Warren Leamon - now a teacher at the University of Georgia in Athens - grew up in Buckhead during the '40s and '50s before it grew up.

He has written a haunting book. It haunts partly because it is a story of a place that is no longer - and of a man who is no longer the boy he used to be. Another reason is the vivid sense of place it evokes. You practically sweat while reading of dripping-hot Atlanta summer afternoons. And you feel the mildew in the dark, cool basement where ``it was always late November,'' and where the narrator rigs up a musty old blanket to curtain off his own private corner.

The story is firmly anchored in a time and place. It feels tangible, real, solid. But like any good novel that relies on a given locale, it transcends place. This novel works because it is so humanly present, because it keys so uncannily into the deepest thoughts of a young person.

So knowing nothing about Paces Ferry Road or Piedmont Park is no obstacle. The strength of the novel is in its universal themes. There's the moment Leamon is playing basketball on a Catholic church's grounds and meets a young nun. He discovers that the nuns don't run him off the basketball court because he is a Protestant - as he always thought. It is because the sound of the dribbling ball distracts the sisters from their prayers.

When he pedals his bicycle through dark Sunday mornings to deliver newspapers, he realizes for the first time that Buckhead buildings exist independent of him - even when he isn't there. He discovers that the girl he craves being near feels just as lonely and isolated as he does.

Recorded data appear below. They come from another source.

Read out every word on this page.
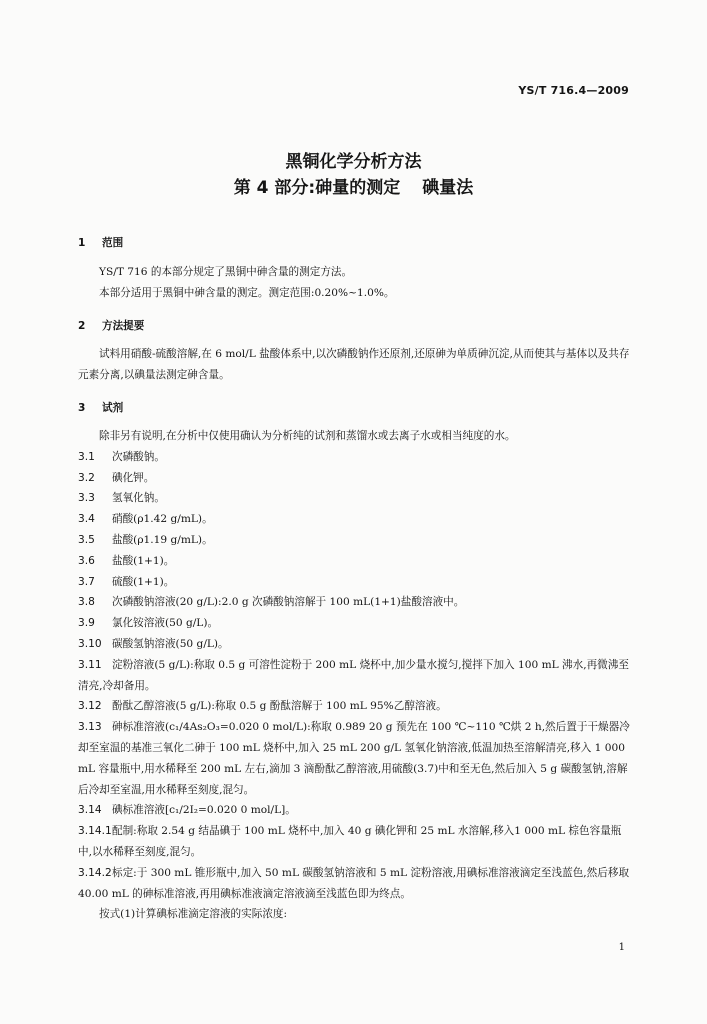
YS/T 716.4—2009
黑铜化学分析方法
第 4 部分:砷量的测定 碘量法
1 范围

YS/T 716 的本部分规定了黑铜中砷含量的测定方法。

本部分适用于黑铜中砷含量的测定。测定范围:0.20%~1.0%。

2 方法提要

试料用硝酸-硫酸溶解,在 6 mol/L 盐酸体系中,以次磷酸钠作还原剂,还原砷为单质砷沉淀,从而使其与基体以及共存元素分离,以碘量法测定砷含量。

3 试剂

除非另有说明,在分析中仅使用确认为分析纯的试剂和蒸馏水或去离子水或相当纯度的水。

3.1 次磷酸钠。

3.2 碘化钾。

3.3 氢氧化钠。

3.4 硝酸(ρ1.42 g/mL)。

3.5 盐酸(ρ1.19 g/mL)。

3.6 盐酸(1+1)。

3.7 硫酸(1+1)。

3.8 次磷酸钠溶液(20 g/L):2.0 g 次磷酸钠溶解于 100 mL(1+1)盐酸溶液中。

3.9 氯化铵溶液(50 g/L)。

3.10 碳酸氢钠溶液(50 g/L)。

3.11 淀粉溶液(5 g/L):称取 0.5 g 可溶性淀粉于 200 mL 烧杯中,加少量水搅匀,搅拌下加入 100 mL 沸水,再微沸至清亮,冷却备用。

3.12 酚酞乙醇溶液(5 g/L):称取 0.5 g 酚酞溶解于 100 mL 95%乙醇溶液。

3.13 砷标准溶液(c₁/4As₂O₃=0.020 0 mol/L):称取 0.989 20 g 预先在 100 ℃~110 ℃烘 2 h,然后置于干燥器冷却至室温的基准三氧化二砷于 100 mL 烧杯中,加入 25 mL 200 g/L 氢氧化钠溶液,低温加热至溶解清亮,移入 1 000 mL 容量瓶中,用水稀释至 200 mL 左右,滴加 3 滴酚酞乙醇溶液,用硫酸(3.7)中和至无色,然后加入 5 g 碳酸氢钠,溶解后冷却至室温,用水稀释至刻度,混匀。

3.14 碘标准溶液[c₁/2I₂=0.020 0 mol/L]。

3.14.1配制:称取 2.54 g 结晶碘于 100 mL 烧杯中,加入 40 g 碘化钾和 25 mL 水溶解,移入1 000 mL 棕色容量瓶中,以水稀释至刻度,混匀。

3.14.2标定:于 300 mL 锥形瓶中,加入 50 mL 碳酸氢钠溶液和 5 mL 淀粉溶液,用碘标准溶液滴定至浅蓝色,然后移取 40.00 mL 的砷标准溶液,再用碘标准液滴定溶液滴至浅蓝色即为终点。

按式(1)计算碘标准滴定溶液的实际浓度:

1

There is a Southern feel to this book. Leamon weaves in some particularly Southern notions, such as the fact that women handle family and religion, men take care of themselves and business. He wonders out loud if there is a particularly Southern connection between religious fundamentalism and drinking binges.

I grew up in a different part of the country, yet reading about the author's dawnings of understanding, I was swept back into recognitions from my own youth in the cornfields of the Midwest. Those small moments when suddenly an understanding is crystallized, an insight is clarified and sharpened. Leamon's epiphanies from small childhood experiences led to my own.

The earliest chapters are tedious. The reader has to take on faith that it matters to hear about the chickens in the backyard, and about Aunt Mary from Charlotte, N.C., who arrives for her yearly visit. Uncle Luther, just hasn't been the same since the war. Grandmother is in a dither about an alleged thief who stole one blue velvet shoe, and she thinks the South Pole is the hottest spot on earth. It's a funky introduction to some oddball relatives.

But this offbeat start is crucial to set the scene and the tone for the novel, since we are seeing the world - or what he knows of it - through the eyes of the unnamed boy narrator. If at first it's hard to make sense of or care about the relatives, it's because the boy is bewildered by them. Everything beyond the borders of Buckhead is alien and uncertain to him.

But slowly, he starts to fit the pieces together, much as he fills in the boxes of crossword puzzles with Aunt Mary. He starts to understand - and Leamon is right on target in evoking those thoughts and rhythms.

WHILE the book is clearly nostalgic for an earlier, simpler time, this is not a joyful reminiscence. Sadness lingers. There is disillusionment in the boy's breaking out of the borders of Buckhead to the rest of Atlanta and the countryside - and world - beyond.

Leamon parallels the boy's life with the maturing of the neighborhood he grew up in. This book openly yearns for a classic ``return to innocence,'' even while it never truly understands what innocence is. It is diffused with a nostalgia for what used to be. Yet, neither the boy-man nor Buckhead could or would ever return to what it used to be, to an earlier, narrower world. So when the author writes of a new subdivision being ``a part of the rampant growth that destroyed my world,'' he knows darn well that world was gone anyway.